Die Bulgaren altern und werden immer weniger. Zwei Millionen sind bereits ausgewandert, die Sterblichkeitsrate ist höher als die Zahl der Geburten. Die Politiker sehen das aber anders: das BIP liege über dem EU-durschnitt, das Staatshaushalt 2016 weise einen Budgetüberschuss auf. Das mag zwar stimmen, aber: die Durchschnittsrente in Bulgarien beträgt 160 Euro, die monatlichen Heizungskosten liegen bei ca. 100 Euro und 2 Millionen Bulgaren führen ein Dasein unter der Armutsgrenze.

Experten und Beobachter sind sich einig, dass zehn Jahre für die Ansammlung einer kritischen Kapitalmasse nicht ausreichen, um ein größeres BIP-Wachstum und einen höheren Lebensstandard zu generieren.

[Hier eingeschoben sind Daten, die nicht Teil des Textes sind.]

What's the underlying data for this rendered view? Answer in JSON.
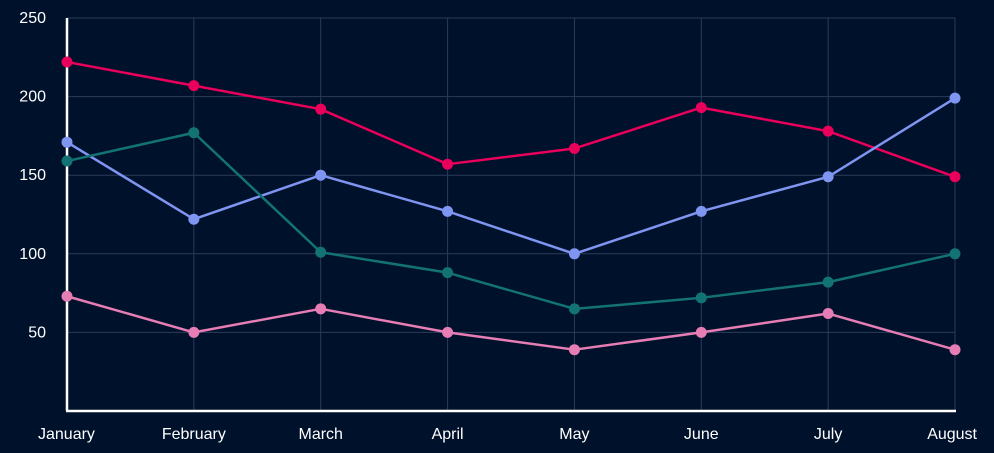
{
  "chart_data": {
    "type": "line",
    "title": "",
    "xlabel": "",
    "ylabel": "",
    "categories": [
      "January",
      "February",
      "March",
      "April",
      "May",
      "June",
      "July",
      "August"
    ],
    "ylim": [
      0,
      250
    ],
    "yticks": [
      50,
      100,
      150,
      200,
      250
    ],
    "grid": true,
    "legend": "none",
    "series": [
      {
        "color": "#e8005a",
        "values": [
          222,
          207,
          192,
          157,
          167,
          193,
          178,
          149
        ]
      },
      {
        "color": "#7f95f2",
        "values": [
          171,
          122,
          150,
          127,
          100,
          127,
          149,
          199
        ]
      },
      {
        "color": "#137374",
        "values": [
          159,
          177,
          101,
          88,
          65,
          72,
          82,
          100
        ]
      },
      {
        "color": "#e67db5",
        "values": [
          73,
          50,
          65,
          50,
          39,
          50,
          62,
          39
        ]
      }
    ]
  }
}
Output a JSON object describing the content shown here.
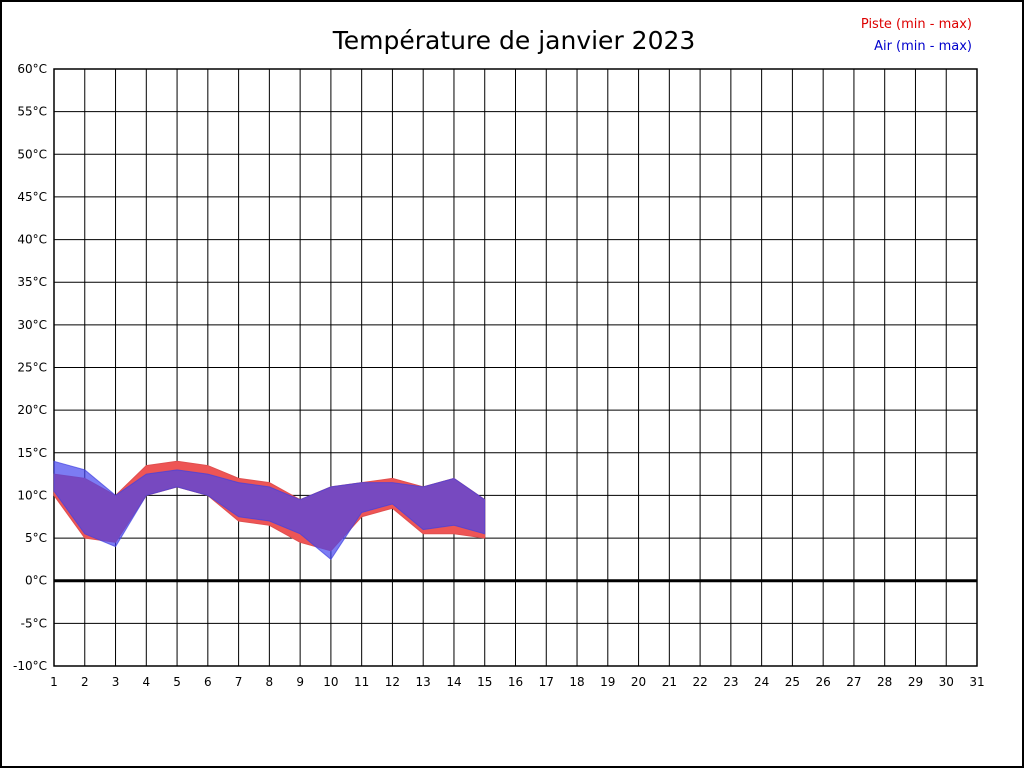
{
  "chart_data": {
    "type": "area",
    "title": "Température de janvier 2023",
    "xlabel": "",
    "ylabel": "",
    "xlim": [
      1,
      31
    ],
    "ylim": [
      -10,
      60
    ],
    "grid": true,
    "legend_position": "top-right",
    "x_ticks": [
      1,
      2,
      3,
      4,
      5,
      6,
      7,
      8,
      9,
      10,
      11,
      12,
      13,
      14,
      15,
      16,
      17,
      18,
      19,
      20,
      21,
      22,
      23,
      24,
      25,
      26,
      27,
      28,
      29,
      30,
      31
    ],
    "y_ticks": [
      60,
      55,
      50,
      45,
      40,
      35,
      30,
      25,
      20,
      15,
      10,
      5,
      0,
      -5,
      -10
    ],
    "y_tick_suffix": "°C",
    "zero_line": true,
    "x": [
      1,
      2,
      3,
      4,
      5,
      6,
      7,
      8,
      9,
      10,
      11,
      12,
      13,
      14,
      15
    ],
    "series": [
      {
        "name": "Piste (min - max)",
        "label_color": "#dd0000",
        "fill": "#ee5555",
        "stroke": "#e05050",
        "min": [
          10,
          5,
          4.5,
          10,
          11,
          10,
          7,
          6.5,
          4.5,
          3.5,
          7.5,
          8.5,
          5.5,
          5.5,
          5
        ],
        "max": [
          12.5,
          12,
          10,
          13.5,
          14,
          13.5,
          12,
          11.5,
          9.5,
          11,
          11.5,
          12,
          11,
          12,
          9.5
        ]
      },
      {
        "name": "Air (min - max)",
        "label_color": "#0000cc",
        "fill": "#4444ee",
        "stroke": "#4040e0",
        "min": [
          10.5,
          5.5,
          4,
          10,
          11,
          10,
          7.5,
          7,
          5.5,
          2.5,
          8,
          9,
          6,
          6.5,
          5.5
        ],
        "max": [
          14,
          13,
          10,
          12.5,
          13,
          12.5,
          11.5,
          11,
          9.5,
          11,
          11.5,
          11.5,
          11,
          12,
          9.5
        ]
      }
    ]
  }
}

Bedauerlicherweise mangelt es an bulgarischem Kapital und die Auslandsinvestoren sind extrem skeptisch, vorsichtig und auf ihre Mobilität bedacht, damit sie das Land so schnell wie möglich verlassen können, falls es ungemütlich werden sollte.

Falls es wie bisher weiter geht, wird die Wirtschaft Bulgariens noch lange im großen und stabilen Business außen vor bleiben, egal ob das Land EU-Mitglied ist oder nicht. Bleibt nur zu hoffen, dass sich in den nächsten zehn Jahren in der EU und in Bulgarien etwas Positives tut – sowohl für den bulgarischen Staat als auch für dessen arme Bürger.